Mengikuti hukum keselamatan baru Maroko, mereka sepenuhnya membangun ulang struktur, seperti yang dirancang oleh Mr. Gigli. Dengan mosaik Zellige yang berkilau, lengkungan Romawi besar, dan karya besi berzigzag, riad memiliki udara unik yang menemukan pertemuan Byzantine-modernis. Lantai ubin buatan khusus dan kepala tempat tidur yang dipahat tangan diimajinasi dengan warna, proporsi, dan grafis baru.

Salon elegan di lantai dasar memiliki pintu-pintu kayu berlapis kaca yang menginterpretasikan desain geometris Maroko dalam bidang kaca miring yang besar. Di seluruh riad, perlengkapan cahaya kustom merujuk pada Art Deco dan Midcentury Modernism.

Mr.

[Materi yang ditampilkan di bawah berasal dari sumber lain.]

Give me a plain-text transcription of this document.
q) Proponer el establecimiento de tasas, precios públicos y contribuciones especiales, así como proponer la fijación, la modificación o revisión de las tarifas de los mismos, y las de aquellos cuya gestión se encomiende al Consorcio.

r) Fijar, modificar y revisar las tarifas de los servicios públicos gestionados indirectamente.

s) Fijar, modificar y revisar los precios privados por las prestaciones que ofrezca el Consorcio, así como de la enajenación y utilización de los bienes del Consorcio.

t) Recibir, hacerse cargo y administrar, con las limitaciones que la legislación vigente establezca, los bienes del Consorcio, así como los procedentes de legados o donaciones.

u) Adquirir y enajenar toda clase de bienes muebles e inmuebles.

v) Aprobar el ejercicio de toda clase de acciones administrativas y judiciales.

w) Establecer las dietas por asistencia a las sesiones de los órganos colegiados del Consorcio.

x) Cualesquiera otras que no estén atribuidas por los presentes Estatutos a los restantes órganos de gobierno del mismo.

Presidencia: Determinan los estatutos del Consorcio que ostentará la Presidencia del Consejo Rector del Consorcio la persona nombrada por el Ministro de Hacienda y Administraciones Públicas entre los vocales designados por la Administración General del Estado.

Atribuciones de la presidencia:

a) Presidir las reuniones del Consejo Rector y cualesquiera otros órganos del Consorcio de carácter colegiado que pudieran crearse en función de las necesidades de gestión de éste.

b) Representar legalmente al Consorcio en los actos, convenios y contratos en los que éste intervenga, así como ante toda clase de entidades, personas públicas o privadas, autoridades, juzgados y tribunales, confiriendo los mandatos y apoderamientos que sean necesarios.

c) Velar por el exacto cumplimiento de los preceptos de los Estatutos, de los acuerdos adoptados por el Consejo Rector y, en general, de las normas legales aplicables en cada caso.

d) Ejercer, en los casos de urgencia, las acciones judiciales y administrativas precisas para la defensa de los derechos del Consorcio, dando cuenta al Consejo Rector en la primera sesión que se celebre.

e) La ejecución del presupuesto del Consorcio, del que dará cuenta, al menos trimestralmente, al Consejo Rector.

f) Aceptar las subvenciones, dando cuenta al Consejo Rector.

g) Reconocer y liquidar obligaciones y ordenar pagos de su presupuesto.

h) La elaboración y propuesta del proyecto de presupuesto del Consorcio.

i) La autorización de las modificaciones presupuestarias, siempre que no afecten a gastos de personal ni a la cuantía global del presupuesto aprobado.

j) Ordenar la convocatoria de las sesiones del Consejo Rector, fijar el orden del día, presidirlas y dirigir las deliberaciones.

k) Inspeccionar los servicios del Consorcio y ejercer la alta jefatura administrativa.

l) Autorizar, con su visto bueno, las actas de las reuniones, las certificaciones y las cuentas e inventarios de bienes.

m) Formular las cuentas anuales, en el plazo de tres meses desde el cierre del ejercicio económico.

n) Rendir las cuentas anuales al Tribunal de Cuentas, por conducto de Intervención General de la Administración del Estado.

Gigli merancang dan mengikuti produksi dengan pengrajin di medina lokal. “Saya menciptakan ruang yang berbeda, yang saya percaya dapat mengilhami meditasi dan konsentrasi untuk pekerjaan kreatif,” katanya. “Saya juga ingin menggunakan ruang ini untuk memamerkan seniman muda dan desainer lokal.”

Ms. Aragno, yang pernah menjadi direktur departemen mode dari sekolah desain IED di Roma dari tahun 2006 hingga 2014, dan Diletta, seorang pengusaha yang bekerja dengan perusahaan manajemen acara di Maroko, akan mengawasi operasional sehari-hari Riad Romeo. Seorang koki bersemangat, Ms. Aragno berencana untuk membuat menu harian makanan Italia dan Maroko.

Tentu menyenangkan menjadi ikon mode, tetapi kita merasa bahwa akhir-akhir ini Mr. Gigli lebih suka fokus sepenuhnya pada masa depan.

Dia menjadi sangat bersemangat ketika berbicara tentang “happenings” yang ingin dia ciptakan di Riad Romeo, “seperti yang dulu saya lakukan di toko saya di Milan atau New York,” katanya. “Seorang seniman seminggu, seorang ahli keramik minggu depan – campuran konstan. Itu yang saya suka.”

Sejauh ini, dia menolak permintaan untuk membuat monograf tentang karyanya. “Saya tidak suka buku mode,” katanya, mengernyitkan dahi. “Saya ingin sebuah buku tentang visi saya.”

Riad Romeo mungkin akan menjadi tempat untuk itu.